Gamma App Review 2026: I Stopped Using PowerPoint, and I’m Never Going Back

Introduction: The “Sunday Night” Panic

We’ve all been there. It’s Sunday night, you have a presentation due Monday morning, and you are staring at a blank PowerPoint slide. The cursor is blinking. You type a title. You hate the font. You change the background. Two hours pass, and you still have… one slide.

I used to dread presentations. I’m a writer, not a designer. Aligning text boxes makes me want to scream.

Then I stumbled upon Gamma. It promised to generate entire slide decks from a simple text prompt. “Yeah, right,” I thought. “Probably looks like garbage.”

I tried it. I typed: “Pitch deck for a sustainable coffee subscription service.” 30 seconds later, my jaw hit the floor. It didn’t just give me text; it gave me a fully designed, beautiful, interactive presentation. It felt like cheating.

What is Gamma?

Gamma is a new medium for presenting ideas. It’s not quite a doc, not quite a slide deck. It’s powered by AI that builds the presentation for you.

Unlike PowerPoint or Google Slides, where you push pixels around a canvas, in Gamma, you act like a Director. You tell the AI what you want (“Make it shorter,” “Add a column here,” “Change the image”), and it executes instantly.

The Features That Saved My Sanity

1. “Text to Deck” (The Magic Trick)

This is the killer feature. You can paste an entire outline, a messy Word doc, or just a one-sentence idea, and Gamma turns it into a polished deck. It breaks down the text, finds relevant stock images (or AI-generates them), picks a color theme, and arranges the layout. Is the content perfect? No, you have to edit it. But it gets you 90% of the way there in under a minute.

2. The “Theme Switcher”

In PowerPoint, if you want to change the design, you usually break everything. Fonts get messed up, images stretch. In Gamma, you click “Themes” on the right, pick a new one (e.g., “Dark Mode” or “Soft Pastels”), and the entire deck restructures itself flawlessly. It’s responsive design for slides.

3. Embed Anything

PowerPoint hates the internet. Trying to embed a live website or a TikTok video usually leads to crashes. Gamma is web-native. You can embed a live Typeform, a YouTube video, a Tweet, or even a Miro board directly into the slide. When you present, you can actually interact with these embeds.

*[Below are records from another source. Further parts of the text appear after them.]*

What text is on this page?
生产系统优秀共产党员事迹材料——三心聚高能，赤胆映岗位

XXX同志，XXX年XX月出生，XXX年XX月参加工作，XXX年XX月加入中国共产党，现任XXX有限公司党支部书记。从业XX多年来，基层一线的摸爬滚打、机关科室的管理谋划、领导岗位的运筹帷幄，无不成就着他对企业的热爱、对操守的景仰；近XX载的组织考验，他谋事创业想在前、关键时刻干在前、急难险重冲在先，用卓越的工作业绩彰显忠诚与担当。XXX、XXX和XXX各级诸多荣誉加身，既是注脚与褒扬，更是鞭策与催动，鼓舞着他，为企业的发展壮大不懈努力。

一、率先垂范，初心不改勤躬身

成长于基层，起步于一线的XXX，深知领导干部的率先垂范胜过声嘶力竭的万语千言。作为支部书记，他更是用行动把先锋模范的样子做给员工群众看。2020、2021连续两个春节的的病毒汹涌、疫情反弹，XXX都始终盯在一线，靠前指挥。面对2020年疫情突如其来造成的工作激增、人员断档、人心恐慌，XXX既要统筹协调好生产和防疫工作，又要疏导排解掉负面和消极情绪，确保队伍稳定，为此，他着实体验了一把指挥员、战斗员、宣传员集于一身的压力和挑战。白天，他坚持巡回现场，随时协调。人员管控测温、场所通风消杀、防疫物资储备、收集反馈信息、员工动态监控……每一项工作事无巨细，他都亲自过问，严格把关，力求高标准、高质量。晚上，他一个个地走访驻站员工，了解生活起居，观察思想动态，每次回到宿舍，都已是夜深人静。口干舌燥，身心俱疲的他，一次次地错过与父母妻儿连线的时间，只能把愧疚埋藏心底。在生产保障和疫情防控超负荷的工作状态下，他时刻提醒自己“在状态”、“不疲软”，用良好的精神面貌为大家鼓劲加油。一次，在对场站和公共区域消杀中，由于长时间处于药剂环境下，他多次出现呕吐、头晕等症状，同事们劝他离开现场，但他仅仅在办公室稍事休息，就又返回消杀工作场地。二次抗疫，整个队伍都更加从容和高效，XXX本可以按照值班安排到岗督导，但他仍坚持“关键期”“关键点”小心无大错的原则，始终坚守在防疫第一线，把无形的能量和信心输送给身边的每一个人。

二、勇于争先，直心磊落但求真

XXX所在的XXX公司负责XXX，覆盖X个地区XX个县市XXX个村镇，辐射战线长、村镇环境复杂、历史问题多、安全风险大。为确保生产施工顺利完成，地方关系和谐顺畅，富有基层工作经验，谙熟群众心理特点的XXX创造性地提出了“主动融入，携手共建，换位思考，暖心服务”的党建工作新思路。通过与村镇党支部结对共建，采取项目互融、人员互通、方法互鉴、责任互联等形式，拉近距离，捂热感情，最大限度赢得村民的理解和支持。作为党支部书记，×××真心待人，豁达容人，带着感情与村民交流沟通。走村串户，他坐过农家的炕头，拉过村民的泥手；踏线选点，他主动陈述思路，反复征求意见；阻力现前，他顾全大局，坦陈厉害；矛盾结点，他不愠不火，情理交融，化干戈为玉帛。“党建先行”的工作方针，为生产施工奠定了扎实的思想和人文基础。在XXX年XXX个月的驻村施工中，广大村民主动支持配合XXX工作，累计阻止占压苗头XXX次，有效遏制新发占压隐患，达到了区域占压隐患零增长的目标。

The Honest Truth: Gamma vs. PowerPoint

I know what you are asking: “Can I delete PowerPoint?”

The Answer: Almost.

  • For Creative/Business Pitches: Gamma wins, hands down. It’s faster and looks more modern.
  • For Printing: Gamma is okay, but it exports to PDF.
  • For “Pixel Perfect” Control: If your boss demands that the logo be exactly 20px from the left, stick to PowerPoint. Gamma is about speed and flow, not pixel-pushing.

Pros and Cons

The Pros:

  • Insane Speed: I can finish a 10-slide deck in 15 minutes. That used to take me 4 hours.
  • Beautiful Defaults: It is genuinely hard to make an ugly Gamma presentation. The templates are top-tier.
  • Web-First: Sending a link is so much better than attaching a 50MB PPT file to an email.

The Cons:

  • Export Issues: You can export to PowerPoint (.pptx), but sometimes the formatting breaks, and the text becomes non-editable images. It’s getting better, but not perfect.
  • AI “Fluff”: Sometimes the AI writes very generic corporate jargon. You must read through and rewrite the text to sound like a human.

Who Is This For?

  • Founders: For pitch decks that need to look expensive but cost $0 to make.
  • Students: You will ace your class presentations. Period.
  • Salespeople: Sending a personalized Gamma link to a prospect looks way more impressive than a generic PDF.

Final Verdict

Gamma turned my least favorite task (making slides) into something I actually enjoy. It removes the friction of design so you can focus on the story. If you value your time, give the free version a spin. Just be warned: you’ll be spoiled.

My Rating: ⭐⭐⭐⭐⭐ (4.9/5) — The future of presentations is here, and it doesn’t involve manually resizing text boxes.